Sudbury was a stand-in for the moon and other little-known (Canadian) things about the Apollo program – by Nicole Mortillaro (CBC News – July 12, 2019)

While Canadian astronauts may not have visited the moon yet, our achievements are part of Apollo history

In a few days, the world will mark the 50th anniversary of humans first setting foot on the moon. Apollo 11 was an ambitious mission that would see three men — Neil Armstrong, Edwin (Buzz) Aldrin and Michael Collins — head to the moon, with the ultimate goal of walking on its surface.

The almost-Herculean task on July 20, 1969 wasn’t only made possible by the effort put forth by the three men, with Armstrong and Aldrin being the first men to set foot on another world. It was also thanks to more than 400,000 people who worked behind the scenes.

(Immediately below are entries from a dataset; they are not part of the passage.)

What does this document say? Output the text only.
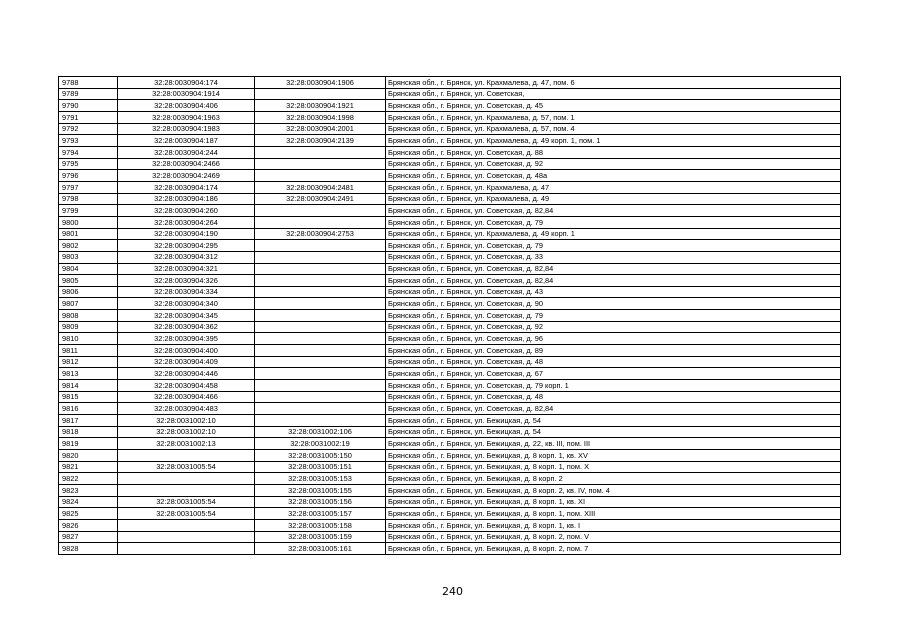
9788	32:28:0030904:174	32:28:0030904:1906	Брянская обл., г. Брянск, ул. Крахмалева, д. 47, пом. 6
9789	32:28:0030904:1914		Брянская обл., г. Брянск, ул. Советская,
9790	32:28:0030904:406	32:28:0030904:1921	Брянская обл., г. Брянск, ул. Советская, д. 45
9791	32:28:0030904:1963	32:28:0030904:1998	Брянская обл., г. Брянск, ул. Крахмалева, д. 57, пом. 1
9792	32:28:0030904:1983	32:28:0030904:2001	Брянская обл., г. Брянск, ул. Крахмалева, д. 57, пом. 4
9793	32:28:0030904:187	32:28:0030904:2139	Брянская обл., г. Брянск, ул. Крахмалева, д. 49 корп. 1, пом. 1
9794	32:28:0030904:244		Брянская обл., г. Брянск, ул. Советская, д. 88
9795	32:28:0030904:2466		Брянская обл., г. Брянск, ул. Советская, д. 92
9796	32:28:0030904:2469		Брянская обл., г. Брянск, ул. Советская, д. 48а
9797	32:28:0030904:174	32:28:0030904:2481	Брянская обл., г. Брянск, ул. Крахмалева, д. 47
9798	32:28:0030904:186	32:28:0030904:2491	Брянская обл., г. Брянск, ул. Крахмалева, д. 49
9799	32:28:0030904:260		Брянская обл., г. Брянск, ул. Советская, д. 82,84
9800	32:28:0030904:264		Брянская обл., г. Брянск, ул. Советская, д. 79
9801	32:28:0030904:190	32:28:0030904:2753	Брянская обл., г. Брянск, ул. Крахмалева, д. 49 корп. 1
9802	32:28:0030904:295		Брянская обл., г. Брянск, ул. Советская, д. 79
9803	32:28:0030904:312		Брянская обл., г. Брянск, ул. Советская, д. 33
9804	32:28:0030904:321		Брянская обл., г. Брянск, ул. Советская, д. 82,84
9805	32:28:0030904:326		Брянская обл., г. Брянск, ул. Советская, д. 82,84
9806	32:28:0030904:334		Брянская обл., г. Брянск, ул. Советская, д. 43
9807	32:28:0030904:340		Брянская обл., г. Брянск, ул. Советская, д. 90
9808	32:28:0030904:345		Брянская обл., г. Брянск, ул. Советская, д. 79
9809	32:28:0030904:362		Брянская обл., г. Брянск, ул. Советская, д. 92
9810	32:28:0030904:395		Брянская обл., г. Брянск, ул. Советская, д. 96
9811	32:28:0030904:400		Брянская обл., г. Брянск, ул. Советская, д. 89
9812	32:28:0030904:409		Брянская обл., г. Брянск, ул. Советская, д. 48
9813	32:28:0030904:446		Брянская обл., г. Брянск, ул. Советская, д. 67
9814	32:28:0030904:458		Брянская обл., г. Брянск, ул. Советская, д. 79 корп. 1
9815	32:28:0030904:466		Брянская обл., г. Брянск, ул. Советская, д. 48
9816	32:28:0030904:483		Брянская обл., г. Брянск, ул. Советская, д. 82,84
9817	32:28:0031002:10		Брянская обл., г. Брянск, ул. Бежицкая, д. 54
9818	32:28:0031002:10	32:28:0031002:106	Брянская обл., г. Брянск, ул. Бежицкая, д. 54
9819	32:28:0031002:13	32:28:0031002:19	Брянская обл., г. Брянск, ул. Бежицкая, д. 22, кв. III, пом. III
9820		32:28:0031005:150	Брянская обл., г. Брянск, ул. Бежицкая, д. 8 корп. 1, кв. XV
9821	32:28:0031005:54	32:28:0031005:151	Брянская обл., г. Брянск, ул. Бежицкая, д. 8 корп. 1, пом. X
9822		32:28:0031005:153	Брянская обл., г. Брянск, ул. Бежицкая, д. 8 корп. 2
9823		32:28:0031005:155	Брянская обл., г. Брянск, ул. Бежицкая, д. 8 корп. 2, кв. IV, пом. 4
9824	32:28:0031005:54	32:28:0031005:156	Брянская обл., г. Брянск, ул. Бежицкая, д. 8 корп. 1, кв. XI
9825	32:28:0031005:54	32:28:0031005:157	Брянская обл., г. Брянск, ул. Бежицкая, д. 8 корп. 1, пом. XIII
9826		32:28:0031005:158	Брянская обл., г. Брянск, ул. Бежицкая, д. 8 корп. 1, кв. I
9827		32:28:0031005:159	Брянская обл., г. Брянск, ул. Бежицкая, д. 8 корп. 2, пом. V
9828		32:28:0031005:161	Брянская обл., г. Брянск, ул. Бежицкая, д. 8 корп. 2, пом. 7
240
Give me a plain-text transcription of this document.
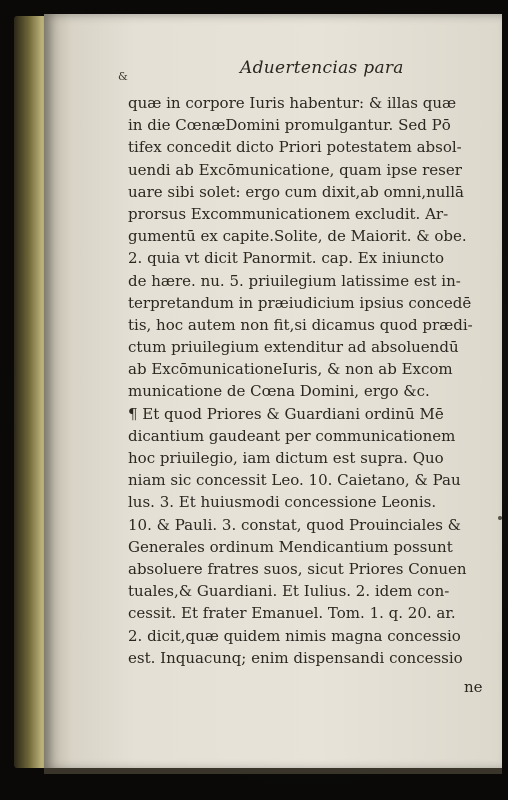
&	Aduertencias para
quæ in corpore Iuris habentur: & illas quæ
in die CœnæDomini promulgantur. Sed Pō
tifex concedit dicto Priori potestatem absol-
uendi ab Excōmunicatione, quam ipse reser
uare sibi solet: ergo cum dixit,ab omni,nullā
prorsus Excommunicationem excludit. Ar-
gumentū ex capite.Solite, de Maiorit. & obe.
2. quia vt dicit Panormit. cap. Ex iniuncto
de hære. nu. 5. priuilegium latissime est in-
terpretandum in præiudicium ipsius concedē
tis, hoc autem non fit,si dicamus quod prædi-
ctum priuilegium extenditur ad absoluendū
ab ExcōmunicationeIuris, & non ab Excom
municatione de Cœna Domini, ergo &c.
¶ Et quod Priores & Guardiani ordinū Mē
dicantium gaudeant per communicationem
hoc priuilegio, iam dictum est supra. Quo
niam sic concessit Leo. 10. Caietano, & Pau
lus. 3. Et huiusmodi concessione Leonis.
10. & Pauli. 3. constat, quod Prouinciales &
Generales ordinum Mendicantium possunt
absoluere fratres suos, sicut Priores Conuen
tuales,& Guardiani. Et Iulius. 2. idem con-
cessit. Et frater Emanuel. Tom. 1. q. 20. ar.
2. dicit,quæ quidem nimis magna concessio
est. Inquacunq; enim dispensandi concessio
ne
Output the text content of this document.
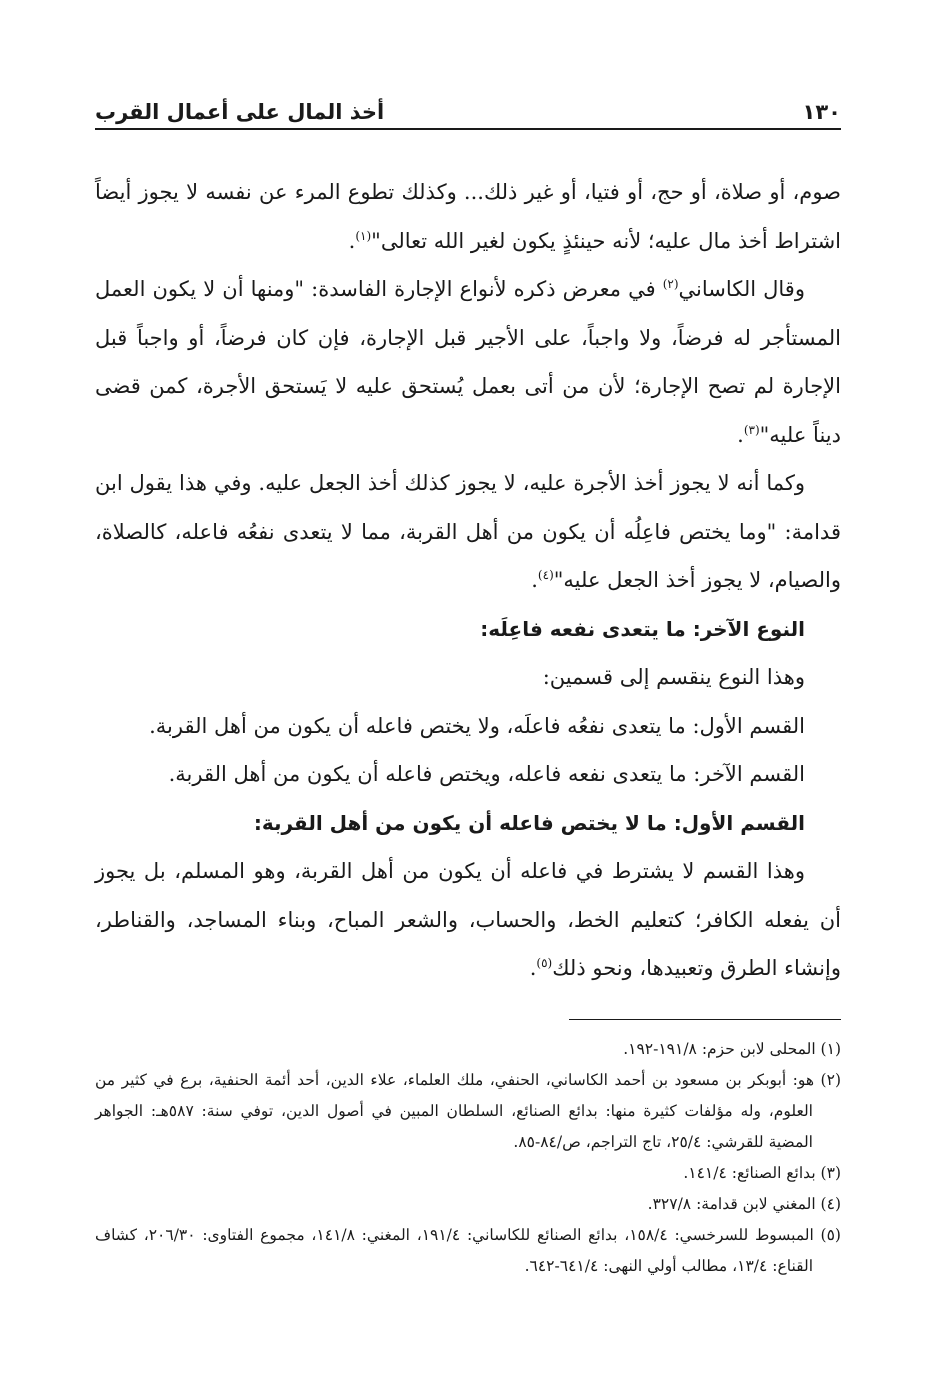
١٣٠
أخذ المال على أعمال القرب

صوم، أو صلاة، أو حج، أو فتيا، أو غير ذلك... وكذلك تطوع المرء عن نفسه لا يجوز أيضاً اشتراط أخذ مال عليه؛ لأنه حينئذٍ يكون لغير الله تعالى"$^{(١)}$.

وقال الكاساني$^{(٢)}$ في معرض ذكره لأنواع الإجارة الفاسدة: "ومنها أن لا يكون العمل المستأجر له فرضاً، ولا واجباً، على الأجير قبل الإجارة، فإن كان فرضاً، أو واجباً قبل الإجارة لم تصح الإجارة؛ لأن من أتى بعمل يُستحق عليه لا يَستحق الأجرة، كمن قضى ديناً عليه"$^{(٣)}$.

وكما أنه لا يجوز أخذ الأجرة عليه، لا يجوز كذلك أخذ الجعل عليه. وفي هذا يقول ابن قدامة: "وما يختص فاعِلُه أن يكون من أهل القربة، مما لا يتعدى نفعُه فاعله، كالصلاة، والصيام، لا يجوز أخذ الجعل عليه"$^{(٤)}$.

النوع الآخر: ما يتعدى نفعه فاعِلَه:

وهذا النوع ينقسم إلى قسمين:

القسم الأول: ما يتعدى نفعُه فاعلَه، ولا يختص فاعله أن يكون من أهل القربة.

القسم الآخر: ما يتعدى نفعه فاعله، ويختص فاعله أن يكون من أهل القربة.

القسم الأول: ما لا يختص فاعله أن يكون من أهل القربة:

وهذا القسم لا يشترط في فاعله أن يكون من أهل القربة، وهو المسلم، بل يجوز أن يفعله الكافر؛ كتعليم الخط، والحساب، والشعر المباح، وبناء المساجد، والقناطر، وإنشاء الطرق وتعبيدها، ونحو ذلك$^{(٥)}$.

(١) المحلى لابن حزم: ١٩١/٨-١٩٢.

(٢) هو: أبوبكر بن مسعود بن أحمد الكاساني، الحنفي، ملك العلماء، علاء الدين، أحد أئمة الحنفية، برع في كثير من العلوم، وله مؤلفات كثيرة منها: بدائع الصنائع، السلطان المبين في أصول الدين، توفي سنة: ٥٨٧هـ: الجواهر المضية للقرشي: ٢٥/٤، تاج التراجم، ص/٨٤-٨٥.

(٣) بدائع الصنائع: ١٤١/٤.

(٤) المغني لابن قدامة: ٣٢٧/٨.

(٥) المبسوط للسرخسي: ١٥٨/٤، بدائع الصنائع للكاساني: ١٩١/٤، المغني: ١٤١/٨، مجموع الفتاوى: ٢٠٦/٣٠، كشاف القناع: ١٣/٤، مطالب أولي النهى: ٦٤١/٤-٦٤٢.
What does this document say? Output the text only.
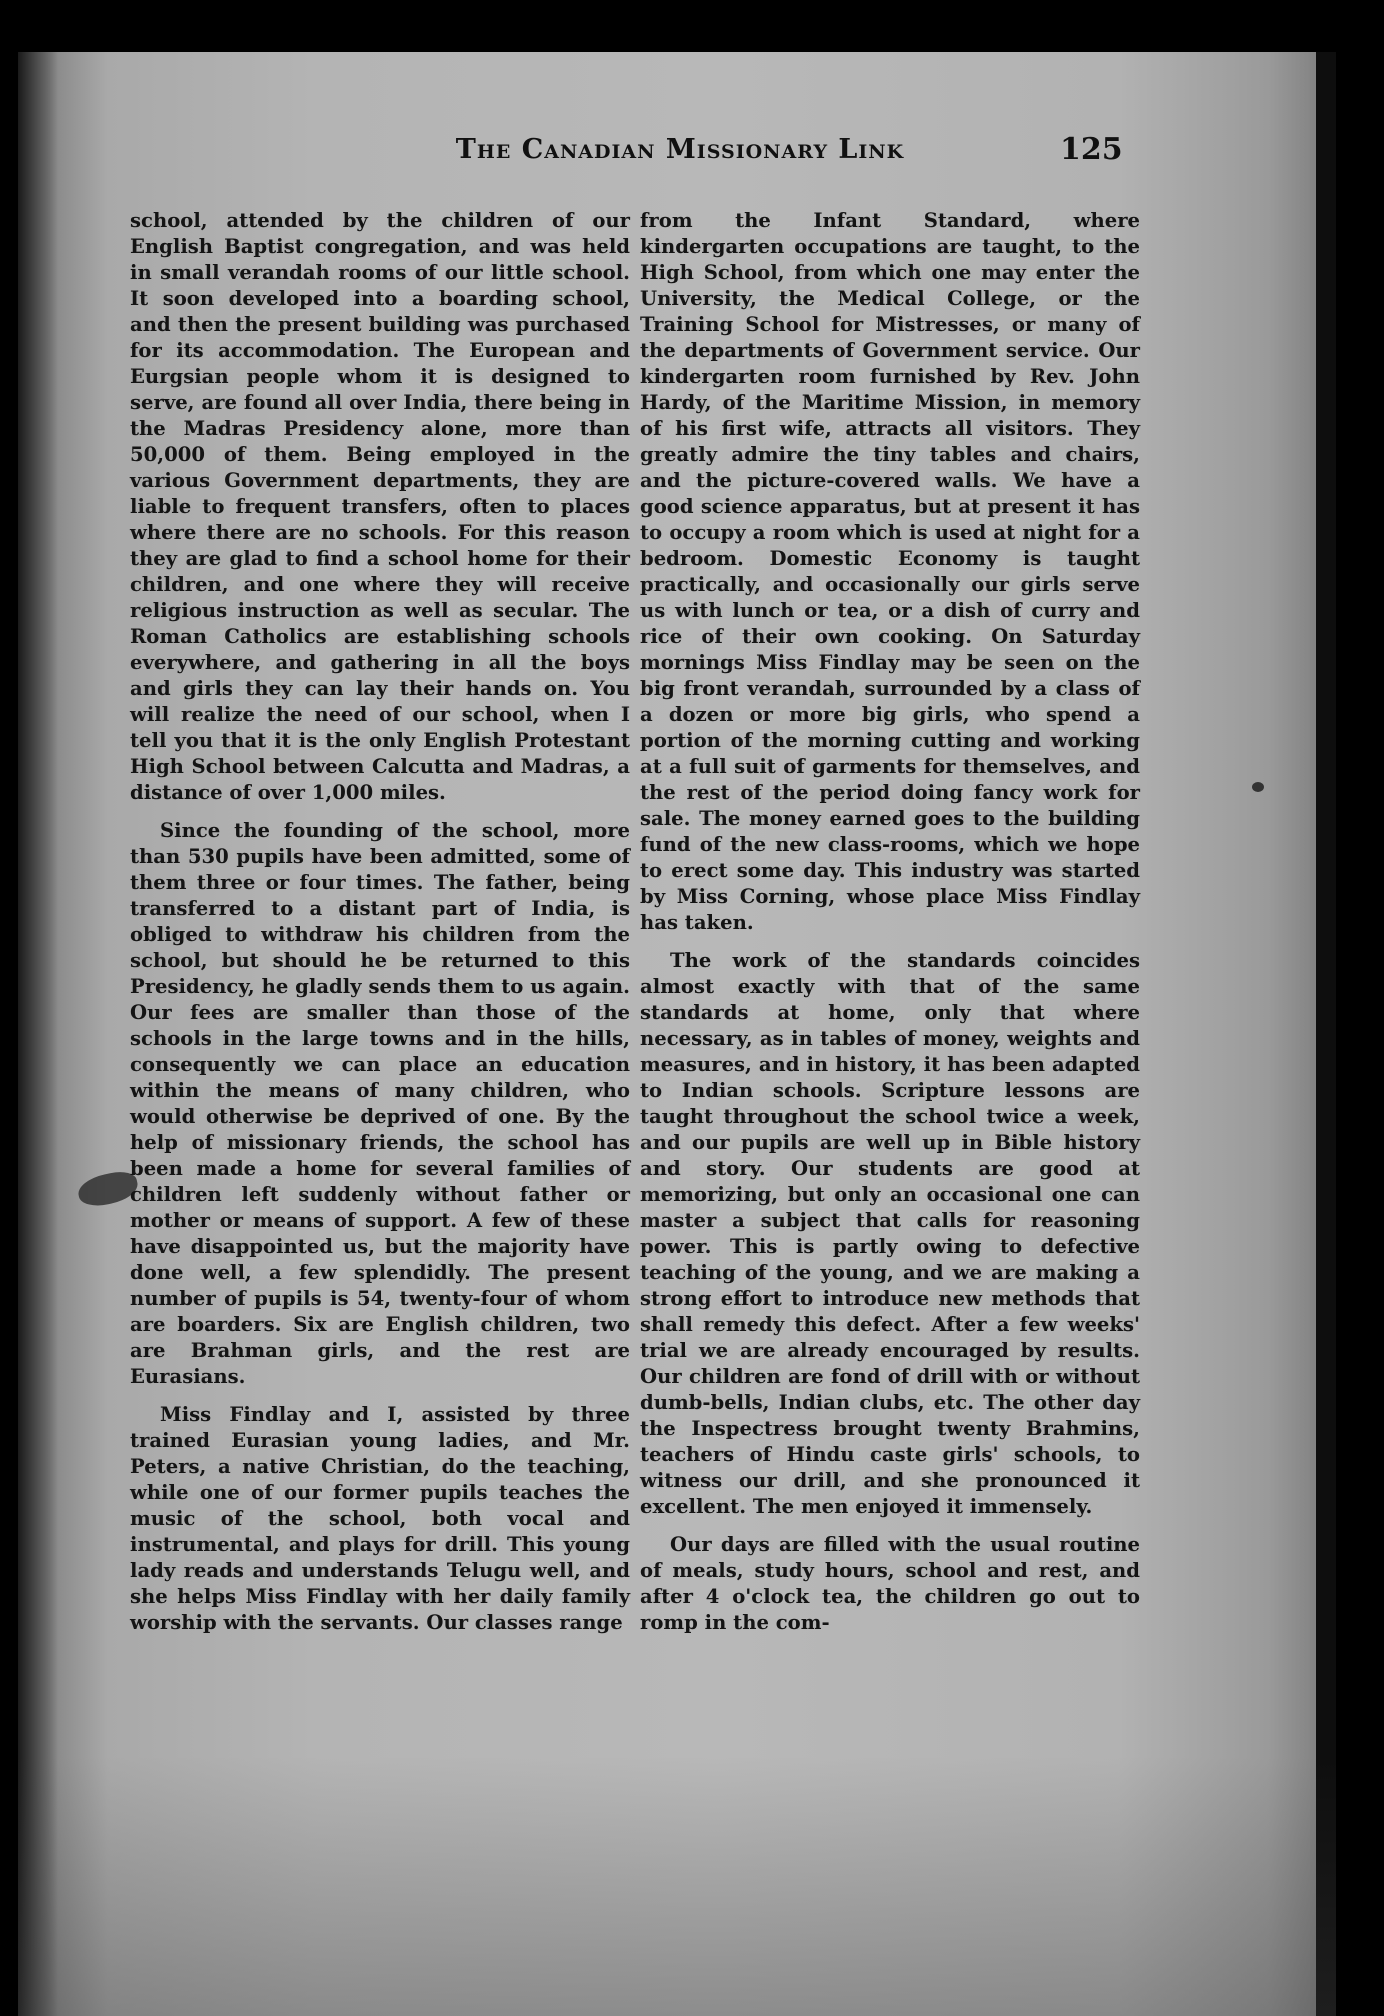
The Canadian Missionary Link	125

school, attended by the children of our English Baptist congregation, and was held in small verandah rooms of our little school. It soon developed into a boarding school, and then the present building was purchased for its accommodation. The European and Eurgsian people whom it is designed to serve, are found all over India, there being in the Madras Presidency alone, more than 50,000 of them. Being employed in the various Government departments, they are liable to frequent transfers, often to places where there are no schools. For this reason they are glad to find a school home for their children, and one where they will receive religious instruction as well as secular. The Roman Catholics are establishing schools everywhere, and gathering in all the boys and girls they can lay their hands on. You will realize the need of our school, when I tell you that it is the only English Protestant High School between Calcutta and Madras, a distance of over 1,000 miles.

Since the founding of the school, more than 530 pupils have been admitted, some of them three or four times. The father, being transferred to a distant part of India, is obliged to withdraw his children from the school, but should he be returned to this Presidency, he gladly sends them to us again. Our fees are smaller than those of the schools in the large towns and in the hills, consequently we can place an education within the means of many children, who would otherwise be deprived of one. By the help of missionary friends, the school has been made a home for several families of children left suddenly without father or mother or means of support. A few of these have disappointed us, but the majority have done well, a few splendidly. The present number of pupils is 54, twenty-four of whom are boarders. Six are English children, two are Brahman girls, and the rest are Eurasians.

Miss Findlay and I, assisted by three trained Eurasian young ladies, and Mr. Peters, a native Christian, do the teaching, while one of our former pupils teaches the music of the school, both vocal and instrumental, and plays for drill. This young lady reads and understands Telugu well, and she helps Miss Findlay with her daily family worship with the servants. Our classes range

from the Infant Standard, where kindergarten occupations are taught, to the High School, from which one may enter the University, the Medical College, or the Training School for Mistresses, or many of the departments of Government service. Our kindergarten room furnished by Rev. John Hardy, of the Maritime Mission, in memory of his first wife, attracts all visitors. They greatly admire the tiny tables and chairs, and the picture-covered walls. We have a good science apparatus, but at present it has to occupy a room which is used at night for a bedroom. Domestic Economy is taught practically, and occasionally our girls serve us with lunch or tea, or a dish of curry and rice of their own cooking. On Saturday mornings Miss Findlay may be seen on the big front verandah, surrounded by a class of a dozen or more big girls, who spend a portion of the morning cutting and working at a full suit of garments for themselves, and the rest of the period doing fancy work for sale. The money earned goes to the building fund of the new class-rooms, which we hope to erect some day. This industry was started by Miss Corning, whose place Miss Findlay has taken.

The work of the standards coincides almost exactly with that of the same standards at home, only that where necessary, as in tables of money, weights and measures, and in history, it has been adapted to Indian schools. Scripture lessons are taught throughout the school twice a week, and our pupils are well up in Bible history and story. Our students are good at memorizing, but only an occasional one can master a subject that calls for reasoning power. This is partly owing to defective teaching of the young, and we are making a strong effort to introduce new methods that shall remedy this defect. After a few weeks' trial we are already encouraged by results. Our children are fond of drill with or without dumb-bells, Indian clubs, etc. The other day the Inspectress brought twenty Brahmins, teachers of Hindu caste girls' schools, to witness our drill, and she pronounced it excellent. The men enjoyed it immensely.

Our days are filled with the usual routine of meals, study hours, school and rest, and after 4 o'clock tea, the children go out to romp in the com-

And you may be surprised to know that Canada played an important role in the ambitious project that took humans far from home. Here are a few facts about Canada’s role in this historic mission.

From Avro to Apollo

The Avro CF-105 Arrow — a supersonic jet designed and built in Ontario in the 1950s — was ahead of its time. Still, the federal government cancelled the program in 1959, leaving roughly 25,000 people unemployed. It has long remained a black mark in Canadian aviation history.

At the same time, however, NASA was searching for some of the world’s top engineers for their space program. Knowing the shuttering of the Avro Arrow program would leave many talented engineers looking for work, NASA officials flew to the Avro plant, located just outside of Toronto, three weeks after its demise and recruited 13 Canadians.